Source Dynamics of Ruapehu's 2022 Volcanic Unrest: Insights from drumbeat seismicity, tremor, and crater lake signals

Active volcanoes exhibit a broad range of behaviours that can act as potential heralds of an impending eruption. One of Aotearoa New Zealand's most active andesitic volcanoes, Mt Ruapehu, had its Volcanic Alert Level raised to Level 2 on March 21, 2022 following heightened volcanic tremor, the initiation of a new heating phase at the crater lake Te Wai ā-moe, and increases in gas plume emissions. Observed during the unrest was a sequence of highly periodic, low-frequency earthquakes known as `drumbeats'. These signals have been observed around the world to often precede and/or accompany the ascent of magma and volcanic eruptions. This research seeks to understand why these signals were observed at Mt Ruapehu with no accompanying eruption and what source processes drove them so that, should this behaviour re-emerge, future monitoring practices may be better informed.
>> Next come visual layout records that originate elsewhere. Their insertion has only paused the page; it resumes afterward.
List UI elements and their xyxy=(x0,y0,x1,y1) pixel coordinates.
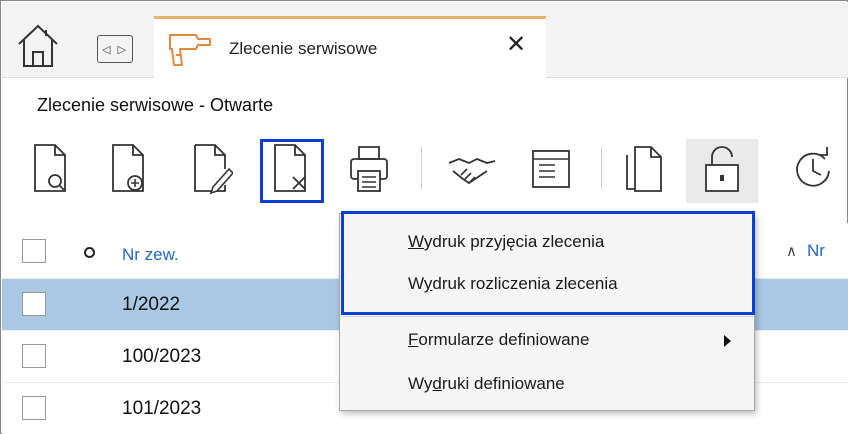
row-checkbox[interactable] xyxy=(22,292,46,316)
tab-strip: ◁ ▷ Zlecenie serwisowe ✕ xyxy=(2,2,848,79)
select-all-checkbox[interactable] xyxy=(22,239,46,263)
row-checkbox[interactable] xyxy=(22,344,46,368)
home-icon[interactable] xyxy=(16,22,60,70)
add-icon[interactable] xyxy=(107,141,151,197)
nr-zew-cell: 101/2023 xyxy=(122,398,202,419)
form-icon[interactable] xyxy=(529,141,573,197)
row-checkbox[interactable] xyxy=(22,396,46,420)
nr-zew-cell: 1/2022 xyxy=(122,294,181,315)
lock-icon[interactable] xyxy=(700,141,744,197)
menu-highlight xyxy=(341,211,755,315)
close-icon[interactable]: ✕ xyxy=(506,33,526,57)
print-icon[interactable] xyxy=(347,141,391,197)
toolbar-divider xyxy=(601,147,602,189)
column-header-nr[interactable]: ∧ Nr xyxy=(786,241,825,261)
toolbar xyxy=(1,131,848,205)
window-frame: ◁ ▷ Zlecenie serwisowe ✕ Zlecenie serwis… xyxy=(0,0,848,434)
tab-navigation-button[interactable]: ◁ ▷ xyxy=(97,35,133,63)
delete-highlight xyxy=(260,139,324,203)
tab-label: Zlecenie serwisowe xyxy=(229,39,378,58)
menu-item-wydruki-definiowane[interactable]: Wydruki definiowane xyxy=(408,374,565,394)
menu-separator xyxy=(342,316,754,317)
status-radio-icon[interactable] xyxy=(84,247,95,258)
column-header-nr-zew[interactable]: Nr zew. xyxy=(122,245,179,265)
nav-arrows-icon: ◁ ▷ xyxy=(102,43,128,56)
menu-item-formularze-definiowane[interactable]: Formularze definiowane xyxy=(408,330,589,350)
tab-zlecenie-serwisowe[interactable]: Zlecenie serwisowe ✕ xyxy=(154,16,546,79)
submenu-arrow-icon xyxy=(724,335,731,347)
page-title: Zlecenie serwisowe - Otwarte xyxy=(37,95,274,115)
edit-icon[interactable] xyxy=(189,141,235,197)
drill-icon xyxy=(166,29,214,69)
preview-icon[interactable] xyxy=(29,141,73,197)
toolbar-divider xyxy=(421,147,422,189)
history-icon[interactable] xyxy=(791,141,835,197)
copy-icon[interactable] xyxy=(621,141,665,197)
sort-up-icon: ∧ xyxy=(786,243,797,260)
handshake-icon[interactable] xyxy=(447,141,497,197)
nr-zew-cell: 100/2023 xyxy=(122,346,202,367)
Approximately 43,000 discrete drumbeat events and 89 days of continuous volcanic tremor were identified over the 121-day unrest period, which were analysed in the time, amplitude, and frequency domains. Drumbeats were cross-correlated and grouped into families of highly similar events to assess source similarity. A distinct temporal continuum is observed between drumbeat and tremor signals, with drumbeat events becoming variably discretised in time to form continuous tremor. Groups of drumbeat families appear to be clustered in time during different stages of the unrest episode and possess different characteristics. We argue that increases in volcanic tremor, lake temperatures, and gas throughput are the result of magma ascent into the shallow system immediately prior to or contemporaneous with the onset of tremor. We construct a conceptual model for the generation of drumbeat, tremor, and lake temperature signals that consists of shallow magma storage, a gas cavity, a permeable plug, and the crater lake. The presence of repetitive drumbeat earthquakes results from transient sealing and failure within the fracture pathways of the permeable plug. This is driven and regulated primarily by pressure accumulation from persistently degassing magma and the strength of the sealing mechanism.